Le rôle principal du ligament croisé postérieur (LCP) est de contrôler le déplacement vers l’arrière du tibia vis-à-vis du fémur. Lorsque le ligament croisé postérieur subit un traumatisme violent direct ou indirect, il peut se rompre et ne plus assurer ses fonctions. On parle alors de rupture du ligament croisé postérieur. Contrairement aux autres ligaments qui se rompent le plus souvent tous seuls, la rupture du ligament croisé postérieur est presque toujours accompagnée de la rupture d’un ou plusieurs autres ligaments, ce qui accroît significativement les risques d’arthrose.
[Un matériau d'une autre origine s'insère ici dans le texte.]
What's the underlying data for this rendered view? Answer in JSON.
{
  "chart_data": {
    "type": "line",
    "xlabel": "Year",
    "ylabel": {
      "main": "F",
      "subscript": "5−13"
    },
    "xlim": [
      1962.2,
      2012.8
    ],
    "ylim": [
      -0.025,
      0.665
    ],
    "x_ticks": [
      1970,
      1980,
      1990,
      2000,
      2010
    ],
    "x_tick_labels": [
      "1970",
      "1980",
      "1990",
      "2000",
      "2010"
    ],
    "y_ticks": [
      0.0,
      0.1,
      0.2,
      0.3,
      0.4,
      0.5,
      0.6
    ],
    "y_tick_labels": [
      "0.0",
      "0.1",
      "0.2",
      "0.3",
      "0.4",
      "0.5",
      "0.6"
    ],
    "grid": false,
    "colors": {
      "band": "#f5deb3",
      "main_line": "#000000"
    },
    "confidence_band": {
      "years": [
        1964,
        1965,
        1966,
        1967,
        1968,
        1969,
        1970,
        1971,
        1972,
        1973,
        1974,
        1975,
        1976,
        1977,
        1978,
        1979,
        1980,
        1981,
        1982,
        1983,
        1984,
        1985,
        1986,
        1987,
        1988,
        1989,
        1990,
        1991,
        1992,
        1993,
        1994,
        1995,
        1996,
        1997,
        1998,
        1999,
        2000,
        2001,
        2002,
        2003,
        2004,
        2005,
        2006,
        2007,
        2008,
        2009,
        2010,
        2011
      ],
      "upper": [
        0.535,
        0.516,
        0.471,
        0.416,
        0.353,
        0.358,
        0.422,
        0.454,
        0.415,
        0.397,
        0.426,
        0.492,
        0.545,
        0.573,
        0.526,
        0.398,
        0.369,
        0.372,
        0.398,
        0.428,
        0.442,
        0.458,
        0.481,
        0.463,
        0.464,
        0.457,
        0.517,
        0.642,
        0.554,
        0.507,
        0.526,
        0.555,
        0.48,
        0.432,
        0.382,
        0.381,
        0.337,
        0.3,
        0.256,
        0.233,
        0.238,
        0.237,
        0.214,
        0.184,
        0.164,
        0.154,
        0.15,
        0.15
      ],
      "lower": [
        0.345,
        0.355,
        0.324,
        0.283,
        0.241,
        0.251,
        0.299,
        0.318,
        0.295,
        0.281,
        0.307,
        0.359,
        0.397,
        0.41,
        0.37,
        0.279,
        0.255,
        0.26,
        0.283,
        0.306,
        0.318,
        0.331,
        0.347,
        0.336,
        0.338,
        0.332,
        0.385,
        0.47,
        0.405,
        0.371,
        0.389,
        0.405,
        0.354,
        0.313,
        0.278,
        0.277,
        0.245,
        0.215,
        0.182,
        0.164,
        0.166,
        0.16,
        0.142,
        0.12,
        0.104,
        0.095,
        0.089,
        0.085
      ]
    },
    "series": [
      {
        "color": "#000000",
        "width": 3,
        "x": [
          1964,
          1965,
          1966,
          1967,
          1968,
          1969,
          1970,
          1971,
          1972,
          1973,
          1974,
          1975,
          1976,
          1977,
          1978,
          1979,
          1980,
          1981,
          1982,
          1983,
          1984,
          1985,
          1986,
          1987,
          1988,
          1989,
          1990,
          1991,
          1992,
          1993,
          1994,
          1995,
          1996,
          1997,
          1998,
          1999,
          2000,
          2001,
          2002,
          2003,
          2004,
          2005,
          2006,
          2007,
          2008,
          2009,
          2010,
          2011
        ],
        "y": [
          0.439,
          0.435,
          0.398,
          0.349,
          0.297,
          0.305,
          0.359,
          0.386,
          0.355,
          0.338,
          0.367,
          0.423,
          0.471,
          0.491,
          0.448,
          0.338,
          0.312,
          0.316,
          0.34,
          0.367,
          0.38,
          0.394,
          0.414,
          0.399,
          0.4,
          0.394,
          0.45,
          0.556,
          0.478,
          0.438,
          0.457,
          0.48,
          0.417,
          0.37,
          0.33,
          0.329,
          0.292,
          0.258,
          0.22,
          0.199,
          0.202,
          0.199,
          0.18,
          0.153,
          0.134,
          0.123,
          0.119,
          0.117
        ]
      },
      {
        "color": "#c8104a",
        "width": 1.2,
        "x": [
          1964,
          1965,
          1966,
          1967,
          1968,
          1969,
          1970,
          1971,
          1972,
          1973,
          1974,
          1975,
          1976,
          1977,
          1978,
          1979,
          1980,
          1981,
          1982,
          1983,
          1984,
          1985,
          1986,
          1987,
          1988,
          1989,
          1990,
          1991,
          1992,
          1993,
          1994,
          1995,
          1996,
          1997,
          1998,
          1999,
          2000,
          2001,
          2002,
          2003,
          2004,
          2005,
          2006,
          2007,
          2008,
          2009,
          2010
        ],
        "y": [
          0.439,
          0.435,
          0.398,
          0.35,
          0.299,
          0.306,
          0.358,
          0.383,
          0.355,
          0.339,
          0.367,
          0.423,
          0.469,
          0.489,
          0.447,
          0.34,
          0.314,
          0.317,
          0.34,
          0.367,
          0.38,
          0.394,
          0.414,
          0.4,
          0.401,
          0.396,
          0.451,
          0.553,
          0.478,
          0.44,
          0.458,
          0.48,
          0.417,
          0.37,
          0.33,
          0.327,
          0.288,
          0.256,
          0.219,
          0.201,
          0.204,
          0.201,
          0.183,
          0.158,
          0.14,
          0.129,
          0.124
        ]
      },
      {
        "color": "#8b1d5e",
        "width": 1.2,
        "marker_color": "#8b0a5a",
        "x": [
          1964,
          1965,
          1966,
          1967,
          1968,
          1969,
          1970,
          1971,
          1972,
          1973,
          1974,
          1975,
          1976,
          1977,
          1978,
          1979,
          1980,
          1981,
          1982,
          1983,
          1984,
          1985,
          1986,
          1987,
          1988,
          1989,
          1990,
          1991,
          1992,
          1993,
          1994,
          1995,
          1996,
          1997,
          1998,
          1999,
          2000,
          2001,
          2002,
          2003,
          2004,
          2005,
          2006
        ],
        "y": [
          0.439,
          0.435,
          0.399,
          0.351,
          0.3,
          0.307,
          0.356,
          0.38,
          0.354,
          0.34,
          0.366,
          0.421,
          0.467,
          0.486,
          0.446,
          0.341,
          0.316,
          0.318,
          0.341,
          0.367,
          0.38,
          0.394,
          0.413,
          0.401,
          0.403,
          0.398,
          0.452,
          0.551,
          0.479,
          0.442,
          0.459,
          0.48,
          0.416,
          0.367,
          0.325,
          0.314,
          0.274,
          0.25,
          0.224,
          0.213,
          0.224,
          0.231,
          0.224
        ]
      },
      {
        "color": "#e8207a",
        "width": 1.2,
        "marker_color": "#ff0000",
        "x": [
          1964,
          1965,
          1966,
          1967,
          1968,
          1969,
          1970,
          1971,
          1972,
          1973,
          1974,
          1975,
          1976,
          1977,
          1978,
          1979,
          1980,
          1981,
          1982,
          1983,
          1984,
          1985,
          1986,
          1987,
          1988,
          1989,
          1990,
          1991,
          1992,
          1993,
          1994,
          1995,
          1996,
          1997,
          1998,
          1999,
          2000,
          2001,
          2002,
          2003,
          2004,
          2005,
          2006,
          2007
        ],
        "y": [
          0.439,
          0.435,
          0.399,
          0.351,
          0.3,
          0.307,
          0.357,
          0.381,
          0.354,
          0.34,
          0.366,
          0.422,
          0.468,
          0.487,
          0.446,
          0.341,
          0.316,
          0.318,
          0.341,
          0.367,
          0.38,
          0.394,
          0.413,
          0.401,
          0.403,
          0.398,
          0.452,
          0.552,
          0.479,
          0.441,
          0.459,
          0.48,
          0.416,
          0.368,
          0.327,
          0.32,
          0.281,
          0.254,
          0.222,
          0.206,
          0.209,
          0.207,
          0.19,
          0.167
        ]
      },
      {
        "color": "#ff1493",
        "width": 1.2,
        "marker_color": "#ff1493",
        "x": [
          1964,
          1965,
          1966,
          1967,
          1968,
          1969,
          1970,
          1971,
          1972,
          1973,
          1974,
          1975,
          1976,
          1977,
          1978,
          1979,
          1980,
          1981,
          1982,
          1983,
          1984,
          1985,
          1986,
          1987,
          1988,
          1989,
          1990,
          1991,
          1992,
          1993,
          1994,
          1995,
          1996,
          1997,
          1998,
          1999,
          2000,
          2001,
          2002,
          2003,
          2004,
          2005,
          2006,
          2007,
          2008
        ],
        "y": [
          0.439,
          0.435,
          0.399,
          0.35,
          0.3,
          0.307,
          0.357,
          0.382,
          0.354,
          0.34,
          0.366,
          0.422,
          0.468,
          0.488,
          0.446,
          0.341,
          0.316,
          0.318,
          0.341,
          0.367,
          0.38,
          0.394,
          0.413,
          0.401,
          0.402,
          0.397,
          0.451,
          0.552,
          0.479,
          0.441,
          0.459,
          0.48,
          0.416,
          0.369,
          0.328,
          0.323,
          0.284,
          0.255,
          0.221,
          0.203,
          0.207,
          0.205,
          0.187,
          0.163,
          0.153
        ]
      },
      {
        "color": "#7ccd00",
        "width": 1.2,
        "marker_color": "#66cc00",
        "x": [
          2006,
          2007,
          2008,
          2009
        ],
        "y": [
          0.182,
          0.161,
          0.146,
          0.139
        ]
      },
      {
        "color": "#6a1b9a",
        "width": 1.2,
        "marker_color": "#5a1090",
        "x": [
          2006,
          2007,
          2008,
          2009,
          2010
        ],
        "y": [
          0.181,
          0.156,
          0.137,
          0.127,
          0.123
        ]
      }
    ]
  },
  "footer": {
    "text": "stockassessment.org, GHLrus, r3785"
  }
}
Enfin, la rupture du ligament croisé postérieur peut parfois passer inaperçue et engendrer une prise en charge tardive avec des conséquences non négligeables pour le patient.
La rupture du ligament croisé postérieur peut être classée en trois catégories selon la gravité du cas.
- La rupture de grade I : la rupture est minime et sans laxité.
- La rupture de grade II : la rupture est moyenne et sans laxité.
- La rupture de grade III : la rupture est totale et avec laxité. Dans ce cas, il existe un tiroir postérieur, c’est-à-dire un espacement, supérieur à 10mm.
Dans les cas les plus bénins, il peut se passer plusieurs jours ou semaines avant que le patient sente le besoin de consulter un médecin.